In Silicon Valley, help not wanted

In Silicon Valley there is a curious event happening, there's lots of investment, but still the area is losing technology jobs. Why?

C|NET has an interview with Stephen Levy, director of the Center for the Continuing Study of the California Economy about this strange trend in Silicon Valley. Many of the things he has to say, I find myself in agreement with from my vantage point of being here on the ground working in the tech industry.

In Silicon Valley, help not wanted ( February 10, 2005, 11:00 AM PT By Ed Frauenheim Staff Writer, CNET News.com):


The index shows a curious combination of strengths and weaknesses. For example, venture capital investment in Silicon Valley rose by 15 percent last year, and the region now receives 35 percent of the nation's venture capital, up from 14 percent in 1995. What's more, job losses were less severe than in the previous two years. On the other hand, the gap between low-income households and other households increased. And housing became less affordable, especially for the poorest residents.

Now, why is this happening? You'd think investment is rising, so jobs would be rising to match the investment, yes? Nope, that's not what is happening. Further, all the empty buildings left over from the .COM BOOM are still empty, especially the see through buildings that have never been occupied.

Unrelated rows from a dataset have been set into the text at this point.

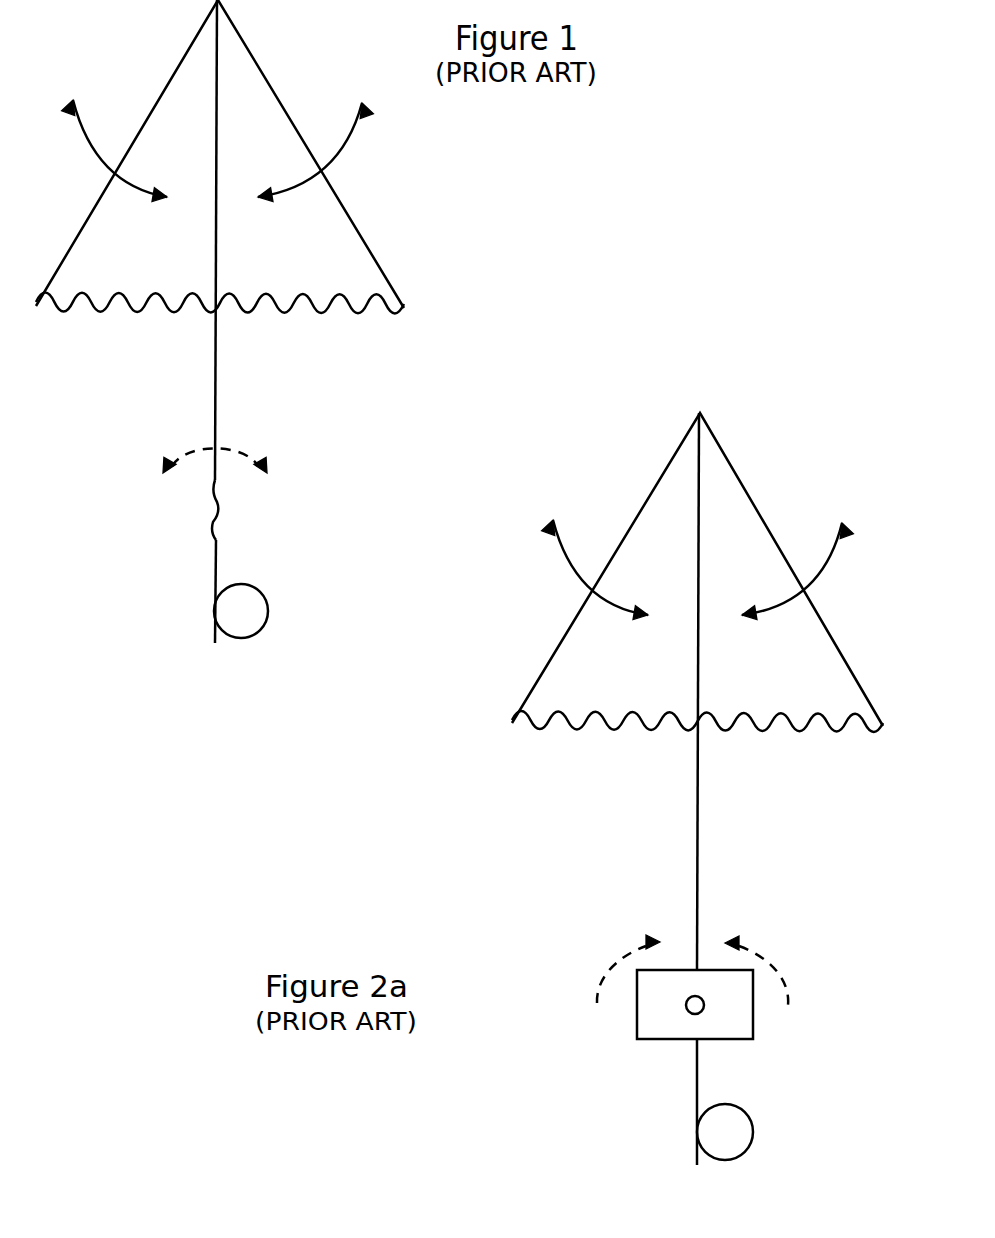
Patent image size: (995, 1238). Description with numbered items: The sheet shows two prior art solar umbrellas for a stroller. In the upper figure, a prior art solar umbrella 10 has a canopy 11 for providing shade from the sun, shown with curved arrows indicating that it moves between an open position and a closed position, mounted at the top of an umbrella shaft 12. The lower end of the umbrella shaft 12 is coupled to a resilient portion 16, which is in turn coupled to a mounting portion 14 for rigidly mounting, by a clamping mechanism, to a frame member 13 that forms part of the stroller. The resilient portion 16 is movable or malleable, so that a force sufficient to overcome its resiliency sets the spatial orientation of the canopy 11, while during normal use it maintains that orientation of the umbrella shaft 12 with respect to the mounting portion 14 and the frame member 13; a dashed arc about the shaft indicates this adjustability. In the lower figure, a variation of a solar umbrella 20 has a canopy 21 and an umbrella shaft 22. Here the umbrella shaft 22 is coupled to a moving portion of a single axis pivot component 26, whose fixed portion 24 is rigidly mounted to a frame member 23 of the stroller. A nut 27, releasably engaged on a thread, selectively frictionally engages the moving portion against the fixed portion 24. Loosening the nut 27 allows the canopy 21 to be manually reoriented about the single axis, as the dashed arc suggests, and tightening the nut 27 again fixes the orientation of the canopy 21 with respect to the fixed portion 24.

In FIG. 1, the solar umbrella 10 is at (386, 410).
In FIG. 1, the canopy 11 is at (338, 197).
In FIG. 1, the umbrella shaft 12 is at (216, 427).
In FIG. 1, the frame member 13 is at (268, 603).
In FIG. 1, the mounting portion 14 is at (214, 570).
In FIG. 1, the resilient portion 16 is at (214, 512).
In FIG. 2A, the solar umbrella 20 is at (470, 876).
In FIG. 2A, the canopy 21 is at (528, 693).
In FIG. 2A, the umbrella shaft 22 is at (698, 918).
In FIG. 2A, the frame member 23 is at (750, 1150).
In FIG. 2A, the fixed portion 24 is at (696, 1090).
In FIG. 2A, the pivot component 26 is at (753, 1030).
In FIG. 2A, the nut 27 is at (703, 1000).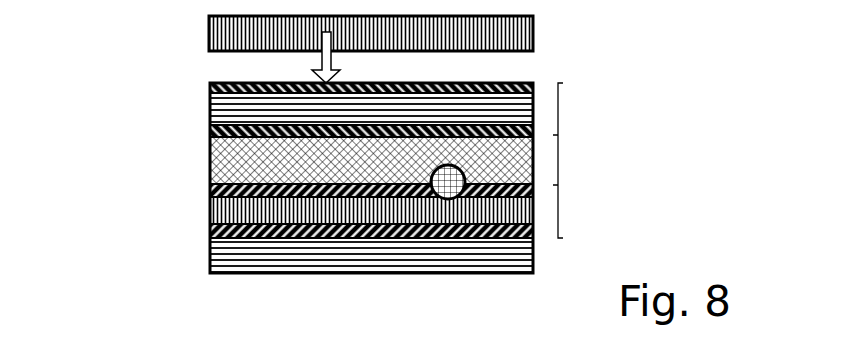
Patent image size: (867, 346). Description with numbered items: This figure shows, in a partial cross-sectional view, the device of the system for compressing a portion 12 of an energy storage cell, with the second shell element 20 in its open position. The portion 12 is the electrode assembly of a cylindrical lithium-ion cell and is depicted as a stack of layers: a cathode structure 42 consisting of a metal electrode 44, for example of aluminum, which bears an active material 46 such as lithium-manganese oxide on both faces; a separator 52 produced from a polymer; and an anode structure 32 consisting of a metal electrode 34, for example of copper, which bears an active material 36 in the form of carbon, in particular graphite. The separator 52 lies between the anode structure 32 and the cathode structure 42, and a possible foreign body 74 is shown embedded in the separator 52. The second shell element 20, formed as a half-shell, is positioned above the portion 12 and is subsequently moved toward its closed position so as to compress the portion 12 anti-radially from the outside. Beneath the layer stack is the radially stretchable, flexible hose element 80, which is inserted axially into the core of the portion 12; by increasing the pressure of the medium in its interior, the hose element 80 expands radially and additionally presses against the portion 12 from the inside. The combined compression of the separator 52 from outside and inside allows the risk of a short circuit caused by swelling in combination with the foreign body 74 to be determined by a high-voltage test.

The portion of an energy storage cell 12 is at (386, 194).
The second shell element 20 is at (535, 26).
The anode structure 32 is at (327, 213).
The metal electrode 34 is at (210, 213).
The active material 36 is at (210, 190).
The cathode structure 42 is at (327, 108).
The metal electrode 44 is at (210, 112).
The active material 46 is at (210, 88).
The separator 52 is at (558, 162).
The foreign body 74 is at (450, 190).
The hose element 80 is at (210, 263).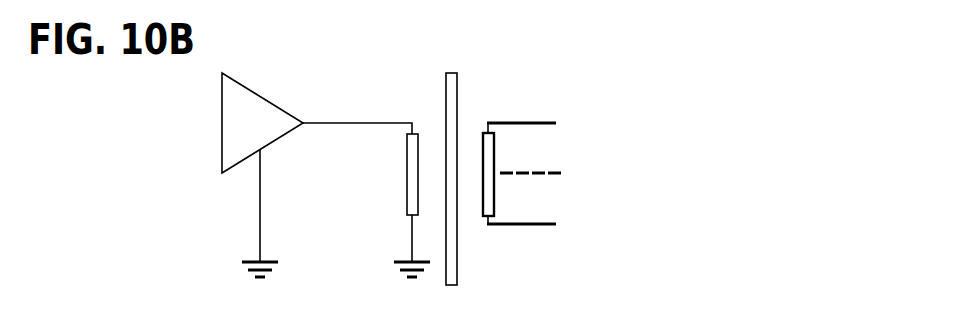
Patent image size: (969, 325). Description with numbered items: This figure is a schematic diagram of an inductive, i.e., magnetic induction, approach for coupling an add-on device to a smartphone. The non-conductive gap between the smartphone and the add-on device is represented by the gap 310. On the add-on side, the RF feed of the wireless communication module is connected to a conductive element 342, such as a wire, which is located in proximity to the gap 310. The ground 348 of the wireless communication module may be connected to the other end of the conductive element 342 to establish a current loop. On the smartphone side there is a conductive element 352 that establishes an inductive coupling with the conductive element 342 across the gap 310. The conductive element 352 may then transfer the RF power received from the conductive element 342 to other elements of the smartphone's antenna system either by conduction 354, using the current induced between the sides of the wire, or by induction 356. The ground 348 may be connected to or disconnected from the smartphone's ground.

The non-conductive gap 310 is at (458, 72).
The conductive element 342 is at (402, 164).
The ground 348 is at (390, 272).
The conductive element 352 is at (495, 193).
The conduction 354 is at (556, 123).
The induction 356 is at (564, 174).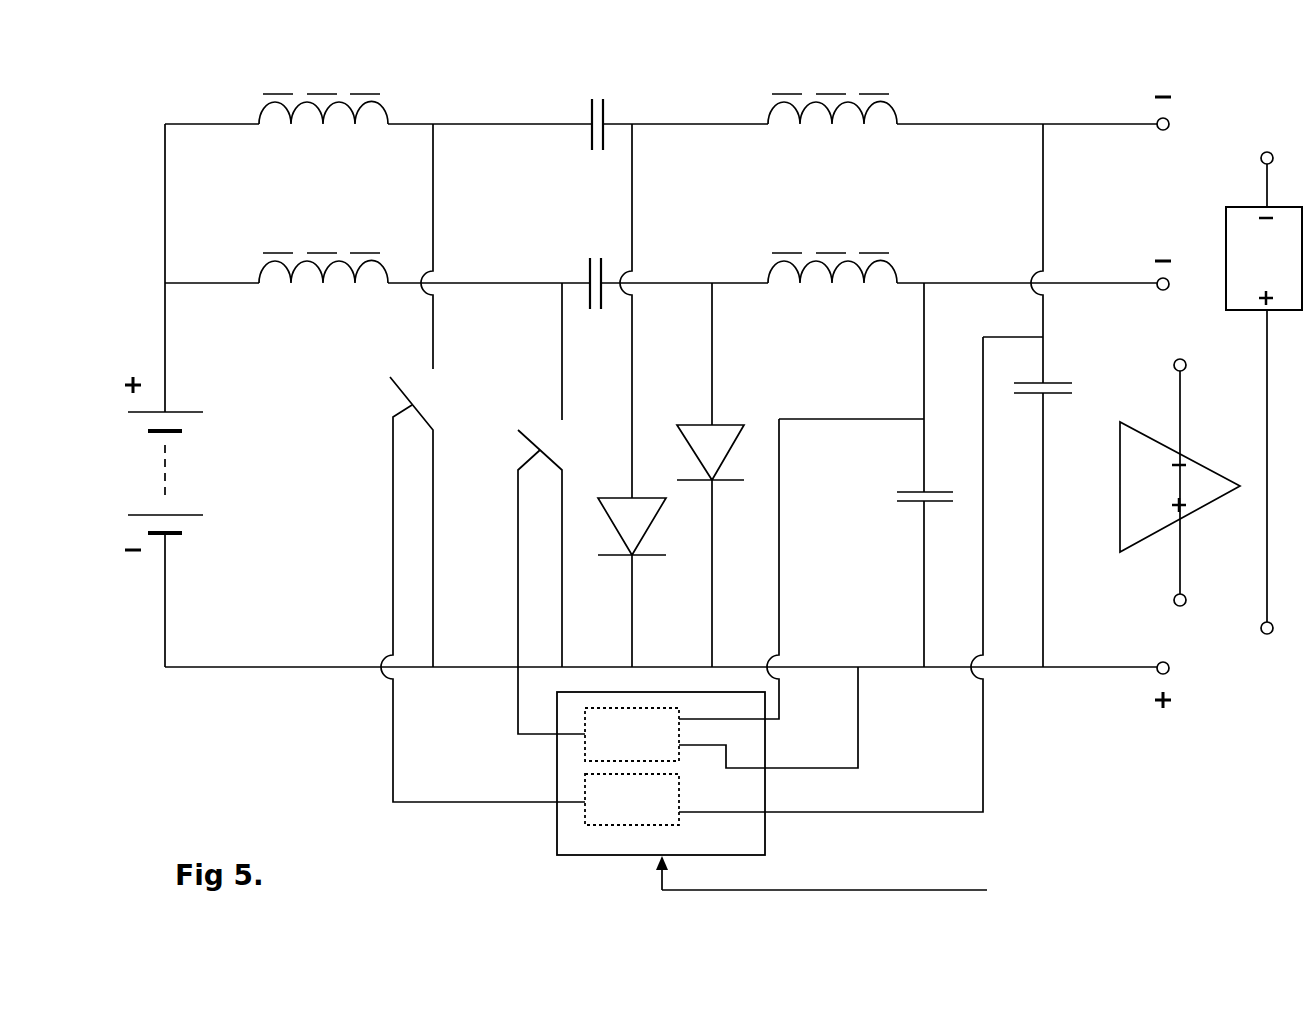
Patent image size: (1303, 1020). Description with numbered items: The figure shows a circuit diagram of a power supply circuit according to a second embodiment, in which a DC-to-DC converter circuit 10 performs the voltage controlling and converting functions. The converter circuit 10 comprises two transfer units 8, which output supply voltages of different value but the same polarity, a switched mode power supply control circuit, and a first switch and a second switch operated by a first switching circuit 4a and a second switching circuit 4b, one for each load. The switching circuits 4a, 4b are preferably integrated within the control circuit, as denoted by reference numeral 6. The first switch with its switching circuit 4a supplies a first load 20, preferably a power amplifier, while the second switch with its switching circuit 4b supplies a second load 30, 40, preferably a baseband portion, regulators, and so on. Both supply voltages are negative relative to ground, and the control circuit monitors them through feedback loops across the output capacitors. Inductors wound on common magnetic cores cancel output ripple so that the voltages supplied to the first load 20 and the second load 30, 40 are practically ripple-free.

The DC-to-DC converter circuit 10 is at (127, 98).
The transfer unit 8 is at (124, 275).
The integrated switching circuits within control circuit 6 is at (583, 857).
The switching circuit SWC1 4a is at (583, 745).
The switching circuit SWC2 4b is at (583, 812).
The first load 20 is at (1200, 463).
The second load 30 is at (1226, 255).
The second load 40 is at (1264, 393).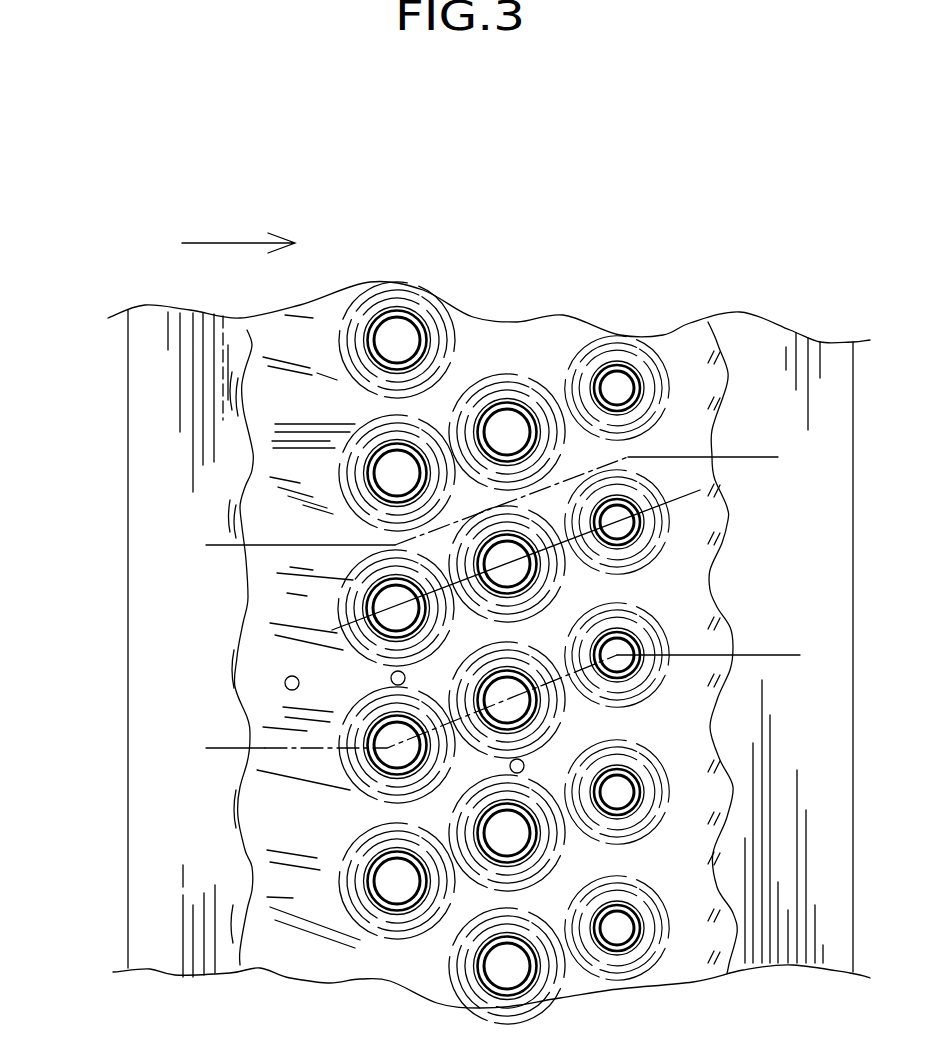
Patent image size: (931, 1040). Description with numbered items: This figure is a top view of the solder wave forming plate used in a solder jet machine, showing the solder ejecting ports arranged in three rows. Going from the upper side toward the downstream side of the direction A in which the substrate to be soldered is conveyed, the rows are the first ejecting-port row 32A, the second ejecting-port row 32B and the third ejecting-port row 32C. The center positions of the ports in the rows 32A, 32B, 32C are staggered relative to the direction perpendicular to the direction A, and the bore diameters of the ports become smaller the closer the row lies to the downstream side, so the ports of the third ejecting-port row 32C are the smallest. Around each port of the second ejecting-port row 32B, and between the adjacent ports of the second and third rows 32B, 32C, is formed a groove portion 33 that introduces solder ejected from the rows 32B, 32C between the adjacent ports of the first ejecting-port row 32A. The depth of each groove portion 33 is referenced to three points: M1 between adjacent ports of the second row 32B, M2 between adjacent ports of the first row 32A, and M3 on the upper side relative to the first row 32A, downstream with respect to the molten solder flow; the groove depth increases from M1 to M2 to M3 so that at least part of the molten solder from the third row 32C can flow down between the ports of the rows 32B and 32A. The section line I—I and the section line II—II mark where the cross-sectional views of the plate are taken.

The first ejecting-port row 32A is at (397, 325).
The second ejecting-port row 32B is at (506, 420).
The third ejecting-port row 32C is at (617, 380).
The groove portion 33 is at (293, 530).
The point between adjacent solder ejecting ports in the second ejecting-port row M1 is at (510, 769).
The point between adjacent solder ejecting ports in the first ejecting-port row M2 is at (391, 676).
The point on the upper side relative to the first ejecting-port row M3 is at (285, 684).
The line I— I is at (183, 738).
The line II— II is at (183, 538).
The direction in which the substrate subject to soldering is conveyed A is at (210, 243).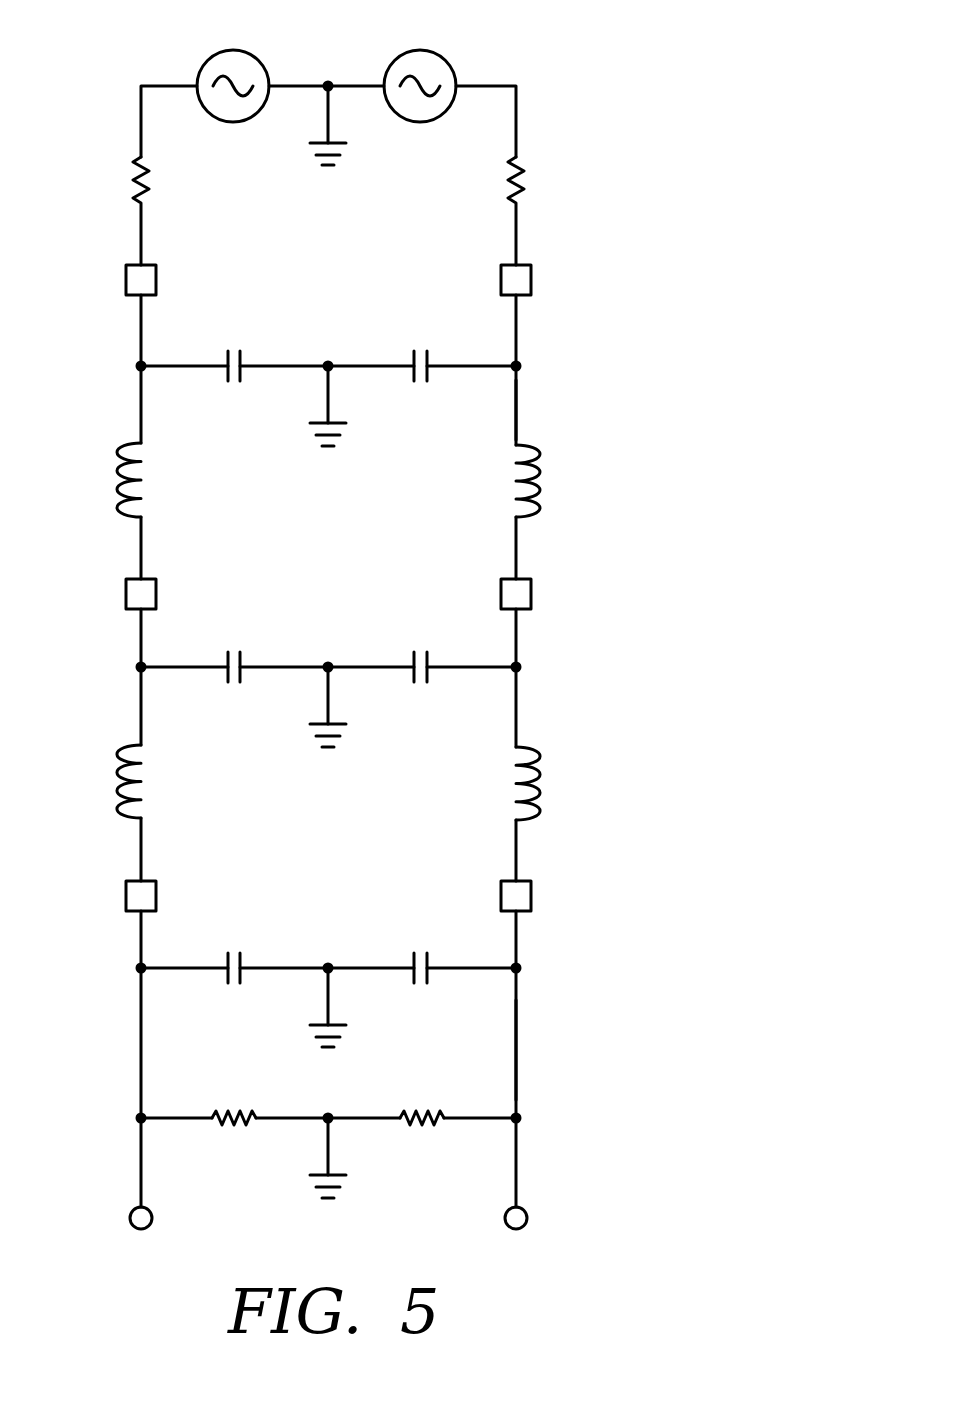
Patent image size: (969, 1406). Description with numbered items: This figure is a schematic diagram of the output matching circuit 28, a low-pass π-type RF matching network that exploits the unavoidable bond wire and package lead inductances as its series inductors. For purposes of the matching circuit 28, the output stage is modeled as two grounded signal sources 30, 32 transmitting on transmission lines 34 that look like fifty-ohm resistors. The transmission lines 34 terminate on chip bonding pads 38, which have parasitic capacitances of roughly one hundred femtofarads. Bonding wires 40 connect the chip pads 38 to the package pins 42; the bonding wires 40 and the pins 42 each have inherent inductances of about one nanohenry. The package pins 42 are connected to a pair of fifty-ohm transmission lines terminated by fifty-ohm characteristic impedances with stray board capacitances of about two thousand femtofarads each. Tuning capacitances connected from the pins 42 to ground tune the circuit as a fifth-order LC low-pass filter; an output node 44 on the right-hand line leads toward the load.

The matching circuit 28 is at (580, 847).
The grounded signal source 30 is at (400, 72).
The grounded signal source 32 is at (250, 70).
The transmission lines 34 is at (141, 98).
The chip bonding pads 38 is at (522, 278).
The bonding wires 40 is at (516, 410).
The package pins 42 is at (522, 592).
The output node 44 is at (516, 1043).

Steven Levy is close to the mark but I think he's too dismissive of what I see as the major force here. Namely, globalization. With the computer networks today allowing rapid communication and especially rapid exchange of data such as the source code to software, it is much easier today to locate engineers in farflung places. But here's what Levy has to say:


What do you say about the impact of offshore economic trends? In other words, sending work to India and China and the Philippines. Is that playing a role in the job losses?

I think it plays a modest role nationally. There's always been globalization. Now there's globalization in services. I would emphasize that what's different now is the spigot of new company creation; it's a lot less forceful than it was (in the late 1990s).

You've got to be inventing something new to do, because the older stuff gets mature. We've stopped doing the creation side, and so the outsourcing is more visible, but I don't think it's accelerated that much.

What I see as an employee in the tech industry here is that the job growth is happening in Bangalore and Beijing and other farflung places. Companies are taking that investment money, and forming overseas development groups. The job growth in Bangalore especially isn't just "services" but are engineers involved with product development.

Levy says later in the interview that Silicon Valley's niche is "innovation". Hmm... Yes, it is, that's been Silicon Valley's historical role. Today, though, innovation is happening in other places as well as in Silicon Valley. We (Silicon Valley, that is) don't have a lock-hold on this, and it is the Internet that is allowing it to happen.

To collaborate on something like software or chip design there are large quantities of data involved. The data is source code, chip design files, test programs, etc. To collaboratively work on that product between farflung offices means being ablt to share that data over long distances. In the past it wasn't feasible because the communications infrastructure wasn't there, but today it is, and today it's feasible.

Not only is it feasible, it's happening in a wholescale fashion.

Despite this statement:


I think we're kind of trying to live off of our legacy. It's not a Silicon Valley problem; it's a national problem. There are other countries, including China and India, that now have science, technology and skilled people. And the Internet is a great leveler. So, yes, that's a national threat.

it seems like he's out of touch with the reality here. Yes, we're in a competition with the farflung places, and yes the job growth is happening there rather than here. So why is he poopooing the effects of offshoring on the Silicon Valley tech industry?

He closes with this thought that's supposed to give us a bright hope for the future:


And there's a big nanotech initiative at NASA here that the congressmen got funded. We could be the nanotech center and the stem cell center.

Okay, but how is either of those related to the industry and the people who are here on the ground in Santa Clara County? The industry and people located here are specialized on semiconductor design and software design. Maybe nanotech is close enough to the materials science work done by companies like Applied Materials, but stem cells have nothing to do with Santa Clara County's workforce. He's just out of touch...?

I should note; yes, there is a lot of biotech companies in the bay area. They just aren't heavily represented in Santa Clara County, instead they're nearer to San Francisco.